Well I have used it for some not-so-typical Haskell tasks:

- An installer (command line) for some other software in C++ (unpacking,
installing COTS libraries, installing and setting up MySQL on different
machines including replication, setting up and installing the software
and also apply updates to it)
- A satellite simulator for testing mission control systems. It's very
basic but it can handle telecommands and arbitrary telemetry (definable
with a DSL which is loaded and interpreted at runtime), as well as basic
ground station routing messages, on-board queue simulation, on-board
software upload/download simulation and also some statistics about sent
telecommands. I actually used it for some telecommand performance
measurements for a real mission control system for an existing satellite
(which it simulated) as well as on debugging actions on the MCS. For me
the main point was to see if I could implement this functionality in
Haskell (there are other test-sims in C++ but with less functionality
and still a lot bigger in LOC). Due to the imperative nature and my
(ahem) limited abilities in Haskell the code is in parts very ugly, but
it grows and is refactored if I need new features. Currently if I have
time I am working on a GUI for it (otherwise it's just command line).

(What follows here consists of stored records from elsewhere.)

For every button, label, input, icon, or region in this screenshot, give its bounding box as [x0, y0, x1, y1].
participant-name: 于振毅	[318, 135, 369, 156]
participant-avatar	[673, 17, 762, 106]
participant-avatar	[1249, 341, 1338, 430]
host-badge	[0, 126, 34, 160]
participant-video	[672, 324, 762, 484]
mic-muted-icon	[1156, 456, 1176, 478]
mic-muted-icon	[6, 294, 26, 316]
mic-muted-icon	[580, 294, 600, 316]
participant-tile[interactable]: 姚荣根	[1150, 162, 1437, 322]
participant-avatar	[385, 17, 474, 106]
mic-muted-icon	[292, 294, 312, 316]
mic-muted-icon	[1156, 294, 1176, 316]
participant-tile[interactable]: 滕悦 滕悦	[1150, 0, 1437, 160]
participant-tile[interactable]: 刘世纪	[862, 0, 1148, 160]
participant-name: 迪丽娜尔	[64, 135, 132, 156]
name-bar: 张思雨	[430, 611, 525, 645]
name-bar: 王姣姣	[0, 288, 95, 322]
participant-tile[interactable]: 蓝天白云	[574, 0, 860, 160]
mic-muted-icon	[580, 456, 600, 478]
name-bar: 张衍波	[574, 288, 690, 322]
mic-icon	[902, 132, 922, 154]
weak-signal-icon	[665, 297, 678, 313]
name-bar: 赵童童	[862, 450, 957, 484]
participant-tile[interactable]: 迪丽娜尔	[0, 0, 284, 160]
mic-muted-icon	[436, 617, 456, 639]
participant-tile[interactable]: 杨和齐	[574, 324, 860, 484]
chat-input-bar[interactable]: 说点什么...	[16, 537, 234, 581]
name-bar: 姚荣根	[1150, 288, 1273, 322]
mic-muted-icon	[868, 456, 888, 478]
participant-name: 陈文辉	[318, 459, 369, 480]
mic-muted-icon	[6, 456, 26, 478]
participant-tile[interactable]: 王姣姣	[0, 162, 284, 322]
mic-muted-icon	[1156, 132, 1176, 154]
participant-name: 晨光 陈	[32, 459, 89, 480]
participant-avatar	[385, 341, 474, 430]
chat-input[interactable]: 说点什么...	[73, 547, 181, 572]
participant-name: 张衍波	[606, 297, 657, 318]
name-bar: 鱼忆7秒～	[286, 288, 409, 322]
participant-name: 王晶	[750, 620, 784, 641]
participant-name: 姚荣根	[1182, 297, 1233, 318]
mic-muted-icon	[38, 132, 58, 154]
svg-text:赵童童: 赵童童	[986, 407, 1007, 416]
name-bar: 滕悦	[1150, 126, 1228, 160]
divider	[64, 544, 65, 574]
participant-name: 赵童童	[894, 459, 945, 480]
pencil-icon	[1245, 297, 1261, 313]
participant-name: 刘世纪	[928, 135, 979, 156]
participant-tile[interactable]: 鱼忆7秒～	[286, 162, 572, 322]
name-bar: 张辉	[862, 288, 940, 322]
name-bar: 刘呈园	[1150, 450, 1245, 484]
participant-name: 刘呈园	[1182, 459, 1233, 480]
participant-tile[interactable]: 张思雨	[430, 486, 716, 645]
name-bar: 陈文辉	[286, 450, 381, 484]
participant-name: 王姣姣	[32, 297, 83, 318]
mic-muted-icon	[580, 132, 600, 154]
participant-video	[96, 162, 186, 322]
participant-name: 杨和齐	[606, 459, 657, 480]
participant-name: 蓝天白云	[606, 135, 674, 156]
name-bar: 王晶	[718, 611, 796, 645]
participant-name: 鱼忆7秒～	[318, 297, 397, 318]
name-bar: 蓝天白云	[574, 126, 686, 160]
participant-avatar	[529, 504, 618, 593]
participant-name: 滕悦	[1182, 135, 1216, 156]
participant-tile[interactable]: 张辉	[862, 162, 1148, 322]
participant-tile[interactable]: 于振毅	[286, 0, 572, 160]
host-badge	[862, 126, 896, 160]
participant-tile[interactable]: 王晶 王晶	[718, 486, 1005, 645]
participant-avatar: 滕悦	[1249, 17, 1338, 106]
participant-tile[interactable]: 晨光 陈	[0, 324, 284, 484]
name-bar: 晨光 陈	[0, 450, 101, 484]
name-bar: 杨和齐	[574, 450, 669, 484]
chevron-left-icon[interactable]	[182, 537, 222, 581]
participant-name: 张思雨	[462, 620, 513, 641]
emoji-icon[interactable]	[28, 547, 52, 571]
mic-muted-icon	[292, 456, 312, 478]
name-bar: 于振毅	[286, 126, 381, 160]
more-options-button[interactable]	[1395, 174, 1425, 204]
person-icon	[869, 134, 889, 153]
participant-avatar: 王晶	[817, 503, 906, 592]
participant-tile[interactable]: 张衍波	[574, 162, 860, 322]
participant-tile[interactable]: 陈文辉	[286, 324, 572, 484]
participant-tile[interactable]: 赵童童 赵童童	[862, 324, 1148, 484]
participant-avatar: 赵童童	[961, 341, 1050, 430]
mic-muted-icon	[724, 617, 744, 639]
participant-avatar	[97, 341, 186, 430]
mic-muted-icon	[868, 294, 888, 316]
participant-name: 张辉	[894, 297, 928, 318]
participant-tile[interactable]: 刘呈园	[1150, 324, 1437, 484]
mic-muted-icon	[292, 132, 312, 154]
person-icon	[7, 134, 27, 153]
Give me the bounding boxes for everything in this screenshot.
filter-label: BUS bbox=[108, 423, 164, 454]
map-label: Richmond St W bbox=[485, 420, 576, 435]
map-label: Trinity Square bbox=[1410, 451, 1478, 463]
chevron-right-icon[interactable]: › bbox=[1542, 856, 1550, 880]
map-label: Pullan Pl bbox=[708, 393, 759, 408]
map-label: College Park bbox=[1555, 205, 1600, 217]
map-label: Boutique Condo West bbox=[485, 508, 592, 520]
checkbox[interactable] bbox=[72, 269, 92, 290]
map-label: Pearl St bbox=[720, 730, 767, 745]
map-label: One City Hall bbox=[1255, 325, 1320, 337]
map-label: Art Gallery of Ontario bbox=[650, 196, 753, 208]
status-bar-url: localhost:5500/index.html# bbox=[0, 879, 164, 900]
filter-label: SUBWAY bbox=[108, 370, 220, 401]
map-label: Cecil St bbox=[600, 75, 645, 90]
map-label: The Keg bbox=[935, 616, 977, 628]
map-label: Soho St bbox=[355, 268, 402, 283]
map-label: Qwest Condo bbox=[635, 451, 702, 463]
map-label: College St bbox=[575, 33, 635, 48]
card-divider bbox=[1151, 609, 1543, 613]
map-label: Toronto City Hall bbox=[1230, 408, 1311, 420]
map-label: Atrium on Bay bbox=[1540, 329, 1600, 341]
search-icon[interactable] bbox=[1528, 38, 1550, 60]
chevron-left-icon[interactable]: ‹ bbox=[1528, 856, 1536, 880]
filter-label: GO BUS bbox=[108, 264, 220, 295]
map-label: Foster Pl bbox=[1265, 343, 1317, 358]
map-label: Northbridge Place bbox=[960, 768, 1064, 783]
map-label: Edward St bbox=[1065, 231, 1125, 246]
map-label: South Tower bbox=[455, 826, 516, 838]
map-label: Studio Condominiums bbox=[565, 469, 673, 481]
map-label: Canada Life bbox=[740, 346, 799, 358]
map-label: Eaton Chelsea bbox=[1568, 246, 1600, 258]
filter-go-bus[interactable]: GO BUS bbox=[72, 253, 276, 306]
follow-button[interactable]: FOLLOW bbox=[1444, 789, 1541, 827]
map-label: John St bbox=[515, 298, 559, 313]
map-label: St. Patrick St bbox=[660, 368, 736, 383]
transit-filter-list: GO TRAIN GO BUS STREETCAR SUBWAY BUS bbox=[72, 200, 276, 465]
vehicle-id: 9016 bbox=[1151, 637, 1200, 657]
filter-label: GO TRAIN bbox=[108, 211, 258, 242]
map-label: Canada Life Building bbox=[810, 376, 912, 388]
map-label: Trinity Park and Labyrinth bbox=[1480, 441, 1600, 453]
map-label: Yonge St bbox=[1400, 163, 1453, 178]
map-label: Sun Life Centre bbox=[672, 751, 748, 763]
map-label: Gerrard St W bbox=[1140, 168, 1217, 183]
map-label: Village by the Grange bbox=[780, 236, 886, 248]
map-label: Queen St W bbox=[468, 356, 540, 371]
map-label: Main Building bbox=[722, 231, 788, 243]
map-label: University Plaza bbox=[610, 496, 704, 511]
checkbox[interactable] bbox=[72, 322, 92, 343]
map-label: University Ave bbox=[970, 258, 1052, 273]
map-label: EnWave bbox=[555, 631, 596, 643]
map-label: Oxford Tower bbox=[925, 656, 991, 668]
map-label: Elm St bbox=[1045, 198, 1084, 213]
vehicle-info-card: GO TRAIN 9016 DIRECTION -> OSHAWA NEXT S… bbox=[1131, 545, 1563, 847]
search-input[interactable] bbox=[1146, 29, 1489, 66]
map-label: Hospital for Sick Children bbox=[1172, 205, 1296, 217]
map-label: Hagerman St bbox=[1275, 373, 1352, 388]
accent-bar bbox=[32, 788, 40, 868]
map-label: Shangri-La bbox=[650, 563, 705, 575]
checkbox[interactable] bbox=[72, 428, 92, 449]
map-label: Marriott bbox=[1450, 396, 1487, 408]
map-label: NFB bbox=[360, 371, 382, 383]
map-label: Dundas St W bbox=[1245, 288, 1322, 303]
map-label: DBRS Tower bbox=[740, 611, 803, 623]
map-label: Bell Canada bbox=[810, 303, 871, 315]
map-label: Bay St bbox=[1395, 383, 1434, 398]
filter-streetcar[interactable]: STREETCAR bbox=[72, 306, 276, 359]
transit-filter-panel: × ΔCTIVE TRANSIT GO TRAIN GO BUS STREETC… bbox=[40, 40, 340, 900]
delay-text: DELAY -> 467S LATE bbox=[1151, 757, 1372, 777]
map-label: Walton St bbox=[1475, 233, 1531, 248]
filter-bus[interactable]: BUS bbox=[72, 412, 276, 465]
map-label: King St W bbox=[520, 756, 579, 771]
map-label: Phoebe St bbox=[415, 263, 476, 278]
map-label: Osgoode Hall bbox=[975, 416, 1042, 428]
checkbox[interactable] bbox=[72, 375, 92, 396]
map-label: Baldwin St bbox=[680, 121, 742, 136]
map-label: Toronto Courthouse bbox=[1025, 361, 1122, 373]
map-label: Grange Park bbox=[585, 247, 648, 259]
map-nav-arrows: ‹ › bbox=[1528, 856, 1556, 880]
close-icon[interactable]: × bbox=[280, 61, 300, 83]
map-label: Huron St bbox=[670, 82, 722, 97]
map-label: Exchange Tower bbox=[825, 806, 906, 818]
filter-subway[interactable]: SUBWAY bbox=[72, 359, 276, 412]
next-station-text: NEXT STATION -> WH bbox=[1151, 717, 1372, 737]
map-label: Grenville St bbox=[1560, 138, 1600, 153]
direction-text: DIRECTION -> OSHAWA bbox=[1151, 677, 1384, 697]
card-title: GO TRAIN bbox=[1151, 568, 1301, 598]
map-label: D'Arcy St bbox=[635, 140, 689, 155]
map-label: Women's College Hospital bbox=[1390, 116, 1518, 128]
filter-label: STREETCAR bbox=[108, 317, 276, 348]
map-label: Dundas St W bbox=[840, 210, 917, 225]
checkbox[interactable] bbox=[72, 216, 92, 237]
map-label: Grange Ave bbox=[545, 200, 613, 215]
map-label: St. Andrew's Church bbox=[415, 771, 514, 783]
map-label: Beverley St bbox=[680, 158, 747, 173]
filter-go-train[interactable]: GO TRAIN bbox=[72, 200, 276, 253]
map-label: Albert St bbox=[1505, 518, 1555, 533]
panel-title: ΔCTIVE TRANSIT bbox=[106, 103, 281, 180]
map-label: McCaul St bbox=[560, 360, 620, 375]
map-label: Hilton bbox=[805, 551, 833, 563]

- Various test programs to stimulate servers with input. Especially
encoding/decoding of various (binary) protocols is far much easier and
faster to write in Haskell.
- Various conversion tools. E.g. currently I have a tool in the pipe
(just in the beginning stage) to convert something like CSV output into
a OpenOffice Calc spreadsheet for further processing/graphing/whatever.
Also I'd like to have a kind of OpenDocument library to be able to
generate reports, so this is the next step then. Due to my very limited
time in the moment this is currently stalled.


For me it would also be quite interesting to have a working CORBA
implementation with Haskell (as we have some applications at work which
use it), but I seem to be the only one.